School revisited

Peeling back layers of public education

Editor’s note: Anthony Peyton Porter is taking a week off. In light of this issue’s cover story, here’s a column from April 2007 on public education.

My youngest son hasn’t been doing well in school lately. Last year, honor roll; this year, not even close. He’s never been much enamored of school anyway, and adolescence hasn’t changed his disposition.

I liked school. I was a good student, and school was a way to win approval and avoid unwanted attention, which for me in those days was pretty much any attention at all. My mother had great faith in school, which she thought of as education, and was pleased that I did well. If I stumbled, like when I got that F in arithmetic in fifth grade, she was upset and my life was less pleasant. I didn’t stumble much.

I’ve heard that the single biggest factor in a child’s school performance is the parents’ attitude, which explains a lot. My problem with dealing with my son’s lack of concern is that I’m not concerned either, and he knows it.

Public schools are designed to turn out cheap labor for businesses, and since I can’t imagine any of my sons in a cubicle, I don’t care how they do in school. Their not excelling at something chosen for them by people who neither know nor care about them doesn’t distress them or me.

I try to persuade my son to do better because doing well will make things easier for him. He has no notion of that, though. He knows I’ll love him forever no matter how he does in school, so there’s at least no reason for him to do well to get my approval.

I was a substitute teacher for a couple of years in Minneapolis and Saint Paul, and a lot of teachers are good people, although that’s not a requirement.

I was the long-term building sub in two schools and got to know people a little. It’s a tough job. A school takes a lot of resources and constant effort because it’s a crime against nature to force children to sit at desks and learn the same damn thing, whether they care about it or not. That’s where the professionalism comes in.

For several months I was the building floater at what I used to refer to as the Jordan Park School of Elongated Learning. One of the teachers there likened public school teachers to sheep, mindlessly following orders to transmit the approved texts. Not just anybody can do it. You have to be certified.

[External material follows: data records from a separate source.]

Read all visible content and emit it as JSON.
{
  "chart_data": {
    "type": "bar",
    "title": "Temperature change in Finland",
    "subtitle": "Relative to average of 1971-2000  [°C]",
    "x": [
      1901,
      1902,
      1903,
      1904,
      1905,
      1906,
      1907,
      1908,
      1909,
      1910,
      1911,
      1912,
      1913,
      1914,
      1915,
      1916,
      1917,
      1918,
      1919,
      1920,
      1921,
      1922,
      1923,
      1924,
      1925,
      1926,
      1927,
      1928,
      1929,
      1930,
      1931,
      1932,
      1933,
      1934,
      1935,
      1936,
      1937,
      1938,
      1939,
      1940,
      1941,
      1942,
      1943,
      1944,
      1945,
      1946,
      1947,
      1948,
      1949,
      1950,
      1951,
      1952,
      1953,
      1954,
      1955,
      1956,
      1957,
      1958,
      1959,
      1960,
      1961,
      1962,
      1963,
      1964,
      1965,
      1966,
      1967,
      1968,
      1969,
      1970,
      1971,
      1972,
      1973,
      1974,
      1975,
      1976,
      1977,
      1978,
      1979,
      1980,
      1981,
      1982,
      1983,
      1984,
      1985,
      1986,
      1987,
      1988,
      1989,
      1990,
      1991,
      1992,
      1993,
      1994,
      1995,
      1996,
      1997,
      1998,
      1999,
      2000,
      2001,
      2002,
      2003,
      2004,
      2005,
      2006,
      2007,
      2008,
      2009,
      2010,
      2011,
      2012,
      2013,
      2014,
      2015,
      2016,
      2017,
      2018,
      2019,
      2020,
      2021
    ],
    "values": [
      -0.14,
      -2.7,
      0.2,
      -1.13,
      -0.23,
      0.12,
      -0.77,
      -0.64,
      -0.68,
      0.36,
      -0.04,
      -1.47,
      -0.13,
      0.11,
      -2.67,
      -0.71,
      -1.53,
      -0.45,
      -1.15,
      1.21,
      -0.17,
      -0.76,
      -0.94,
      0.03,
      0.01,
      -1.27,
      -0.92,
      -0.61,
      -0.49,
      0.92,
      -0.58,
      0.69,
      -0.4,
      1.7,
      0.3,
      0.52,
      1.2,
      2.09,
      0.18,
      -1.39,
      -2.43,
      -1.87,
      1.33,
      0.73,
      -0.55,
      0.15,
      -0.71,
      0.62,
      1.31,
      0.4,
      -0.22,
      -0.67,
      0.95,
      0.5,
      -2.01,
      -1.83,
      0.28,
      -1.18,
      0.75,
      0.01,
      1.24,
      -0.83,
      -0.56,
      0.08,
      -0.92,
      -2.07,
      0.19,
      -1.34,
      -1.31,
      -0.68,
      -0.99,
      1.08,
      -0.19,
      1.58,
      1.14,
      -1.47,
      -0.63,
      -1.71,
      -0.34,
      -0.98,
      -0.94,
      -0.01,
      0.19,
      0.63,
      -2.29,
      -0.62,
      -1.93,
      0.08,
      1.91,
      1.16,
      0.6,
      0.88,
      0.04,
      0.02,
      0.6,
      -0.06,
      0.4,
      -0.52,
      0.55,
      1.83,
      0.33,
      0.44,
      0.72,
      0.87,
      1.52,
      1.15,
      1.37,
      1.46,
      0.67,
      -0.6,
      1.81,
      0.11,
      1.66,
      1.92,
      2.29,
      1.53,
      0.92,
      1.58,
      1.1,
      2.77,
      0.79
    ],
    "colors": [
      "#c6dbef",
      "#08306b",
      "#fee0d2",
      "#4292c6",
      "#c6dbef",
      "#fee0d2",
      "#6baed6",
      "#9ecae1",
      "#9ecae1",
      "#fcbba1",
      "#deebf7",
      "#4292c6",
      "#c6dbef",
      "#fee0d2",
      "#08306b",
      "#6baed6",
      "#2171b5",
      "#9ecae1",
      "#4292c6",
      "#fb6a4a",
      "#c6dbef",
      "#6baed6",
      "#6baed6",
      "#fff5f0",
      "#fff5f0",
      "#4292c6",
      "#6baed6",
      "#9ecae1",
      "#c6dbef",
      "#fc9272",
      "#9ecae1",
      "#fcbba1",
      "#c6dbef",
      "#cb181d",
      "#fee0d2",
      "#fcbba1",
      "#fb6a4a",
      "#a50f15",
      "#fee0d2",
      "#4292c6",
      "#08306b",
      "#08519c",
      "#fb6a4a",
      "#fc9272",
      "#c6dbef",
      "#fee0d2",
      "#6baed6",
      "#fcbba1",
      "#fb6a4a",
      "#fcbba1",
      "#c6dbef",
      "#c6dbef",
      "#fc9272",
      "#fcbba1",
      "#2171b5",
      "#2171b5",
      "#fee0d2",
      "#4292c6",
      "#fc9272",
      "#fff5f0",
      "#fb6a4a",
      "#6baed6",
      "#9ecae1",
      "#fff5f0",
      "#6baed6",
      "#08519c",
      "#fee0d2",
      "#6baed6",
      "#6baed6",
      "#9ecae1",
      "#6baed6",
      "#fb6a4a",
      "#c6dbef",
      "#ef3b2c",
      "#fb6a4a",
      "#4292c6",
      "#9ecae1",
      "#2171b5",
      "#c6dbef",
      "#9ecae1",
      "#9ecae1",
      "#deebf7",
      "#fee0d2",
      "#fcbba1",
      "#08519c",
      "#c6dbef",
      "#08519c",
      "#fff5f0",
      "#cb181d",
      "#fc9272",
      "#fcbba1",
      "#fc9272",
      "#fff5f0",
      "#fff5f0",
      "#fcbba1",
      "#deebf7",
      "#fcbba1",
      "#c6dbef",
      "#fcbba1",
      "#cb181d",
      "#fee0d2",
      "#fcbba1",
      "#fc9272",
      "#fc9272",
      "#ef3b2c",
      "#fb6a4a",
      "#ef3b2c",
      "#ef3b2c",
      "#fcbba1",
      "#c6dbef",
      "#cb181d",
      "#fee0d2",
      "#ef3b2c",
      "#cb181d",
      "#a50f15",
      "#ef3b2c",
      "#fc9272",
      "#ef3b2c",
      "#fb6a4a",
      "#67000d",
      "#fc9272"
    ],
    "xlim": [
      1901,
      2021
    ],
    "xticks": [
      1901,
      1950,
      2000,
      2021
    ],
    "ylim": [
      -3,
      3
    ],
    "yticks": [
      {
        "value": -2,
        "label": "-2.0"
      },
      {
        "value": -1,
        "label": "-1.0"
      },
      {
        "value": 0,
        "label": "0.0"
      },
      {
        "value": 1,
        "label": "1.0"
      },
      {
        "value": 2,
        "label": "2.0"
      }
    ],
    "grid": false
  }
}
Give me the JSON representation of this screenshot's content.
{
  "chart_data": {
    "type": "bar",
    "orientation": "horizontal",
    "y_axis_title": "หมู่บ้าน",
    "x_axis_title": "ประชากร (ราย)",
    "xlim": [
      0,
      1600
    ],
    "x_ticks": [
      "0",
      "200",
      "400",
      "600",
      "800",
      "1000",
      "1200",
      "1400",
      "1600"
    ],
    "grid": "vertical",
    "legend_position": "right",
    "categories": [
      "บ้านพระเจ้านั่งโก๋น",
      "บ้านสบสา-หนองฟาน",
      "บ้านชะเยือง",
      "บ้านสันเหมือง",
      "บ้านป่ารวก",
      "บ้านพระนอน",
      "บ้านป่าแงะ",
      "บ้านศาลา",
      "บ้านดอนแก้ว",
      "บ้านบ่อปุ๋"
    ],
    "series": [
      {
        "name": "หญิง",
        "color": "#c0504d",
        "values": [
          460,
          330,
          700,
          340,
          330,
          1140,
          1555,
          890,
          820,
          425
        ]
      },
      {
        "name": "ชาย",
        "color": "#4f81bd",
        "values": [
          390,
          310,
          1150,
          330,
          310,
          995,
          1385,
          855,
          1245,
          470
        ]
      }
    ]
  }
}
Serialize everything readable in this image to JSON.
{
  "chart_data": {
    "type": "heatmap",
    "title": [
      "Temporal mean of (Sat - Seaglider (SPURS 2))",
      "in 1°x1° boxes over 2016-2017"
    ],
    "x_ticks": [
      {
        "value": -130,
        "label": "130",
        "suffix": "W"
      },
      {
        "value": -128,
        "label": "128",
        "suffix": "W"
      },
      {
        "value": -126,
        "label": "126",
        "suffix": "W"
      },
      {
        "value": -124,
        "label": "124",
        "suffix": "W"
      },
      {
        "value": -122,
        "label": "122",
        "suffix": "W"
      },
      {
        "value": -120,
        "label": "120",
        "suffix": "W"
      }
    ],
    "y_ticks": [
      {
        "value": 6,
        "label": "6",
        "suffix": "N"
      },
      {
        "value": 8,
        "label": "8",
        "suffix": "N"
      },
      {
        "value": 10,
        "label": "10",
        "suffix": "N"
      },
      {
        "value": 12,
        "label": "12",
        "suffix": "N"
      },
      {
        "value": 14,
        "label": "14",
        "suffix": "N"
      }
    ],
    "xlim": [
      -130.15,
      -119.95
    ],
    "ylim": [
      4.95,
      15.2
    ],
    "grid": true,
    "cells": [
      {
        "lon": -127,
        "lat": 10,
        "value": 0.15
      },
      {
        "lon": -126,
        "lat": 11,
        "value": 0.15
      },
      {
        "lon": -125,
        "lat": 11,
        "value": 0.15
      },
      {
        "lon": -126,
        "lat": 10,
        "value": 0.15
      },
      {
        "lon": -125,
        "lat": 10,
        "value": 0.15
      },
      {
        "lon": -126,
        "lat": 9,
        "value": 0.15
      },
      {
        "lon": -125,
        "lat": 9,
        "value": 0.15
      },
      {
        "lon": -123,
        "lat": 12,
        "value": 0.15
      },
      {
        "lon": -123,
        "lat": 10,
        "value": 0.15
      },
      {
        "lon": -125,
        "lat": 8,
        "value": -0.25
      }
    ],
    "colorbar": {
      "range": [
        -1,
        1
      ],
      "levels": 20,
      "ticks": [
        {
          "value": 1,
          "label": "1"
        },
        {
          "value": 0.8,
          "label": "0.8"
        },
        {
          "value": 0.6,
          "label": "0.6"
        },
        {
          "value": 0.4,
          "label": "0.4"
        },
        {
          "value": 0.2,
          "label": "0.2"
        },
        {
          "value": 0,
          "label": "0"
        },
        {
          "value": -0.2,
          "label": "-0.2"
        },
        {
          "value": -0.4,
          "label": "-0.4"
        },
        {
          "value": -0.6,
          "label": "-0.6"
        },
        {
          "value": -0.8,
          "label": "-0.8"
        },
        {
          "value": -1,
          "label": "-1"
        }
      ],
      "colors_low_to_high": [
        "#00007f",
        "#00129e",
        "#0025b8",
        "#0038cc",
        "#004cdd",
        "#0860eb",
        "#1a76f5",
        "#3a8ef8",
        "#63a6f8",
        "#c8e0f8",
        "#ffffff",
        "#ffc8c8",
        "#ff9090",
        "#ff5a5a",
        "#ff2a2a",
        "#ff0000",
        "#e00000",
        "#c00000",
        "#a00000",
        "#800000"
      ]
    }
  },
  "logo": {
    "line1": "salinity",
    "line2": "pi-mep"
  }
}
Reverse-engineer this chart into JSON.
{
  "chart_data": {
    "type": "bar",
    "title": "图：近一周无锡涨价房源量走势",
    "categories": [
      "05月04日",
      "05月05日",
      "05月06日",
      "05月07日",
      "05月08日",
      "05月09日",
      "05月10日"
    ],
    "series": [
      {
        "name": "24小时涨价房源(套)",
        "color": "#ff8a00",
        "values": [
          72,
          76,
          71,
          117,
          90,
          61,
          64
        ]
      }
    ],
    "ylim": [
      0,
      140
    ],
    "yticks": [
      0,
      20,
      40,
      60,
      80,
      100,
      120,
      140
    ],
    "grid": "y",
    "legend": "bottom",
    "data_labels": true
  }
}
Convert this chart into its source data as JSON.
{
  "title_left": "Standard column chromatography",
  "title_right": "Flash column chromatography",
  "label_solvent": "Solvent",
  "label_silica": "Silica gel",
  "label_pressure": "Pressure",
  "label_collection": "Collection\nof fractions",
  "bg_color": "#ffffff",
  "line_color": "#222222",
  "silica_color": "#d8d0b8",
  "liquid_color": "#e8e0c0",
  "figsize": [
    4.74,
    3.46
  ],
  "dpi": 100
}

Politicians decide the range of subjects taught and tested in schools that get government money—which is damned near all—and then presumably students can specialize in whatever they want. Here’s a relevant quotation: “If you give me the power to nominate, you can vote for whomever you please.” Benito Mussolini said that. If you know who Mussolini was, I bet you went to public school a long time ago.

I’ve read that when Albert Einstein finally accepted a teaching position he said, “So, now I, too, am an official member of the guild of whores.” You remember Einstein.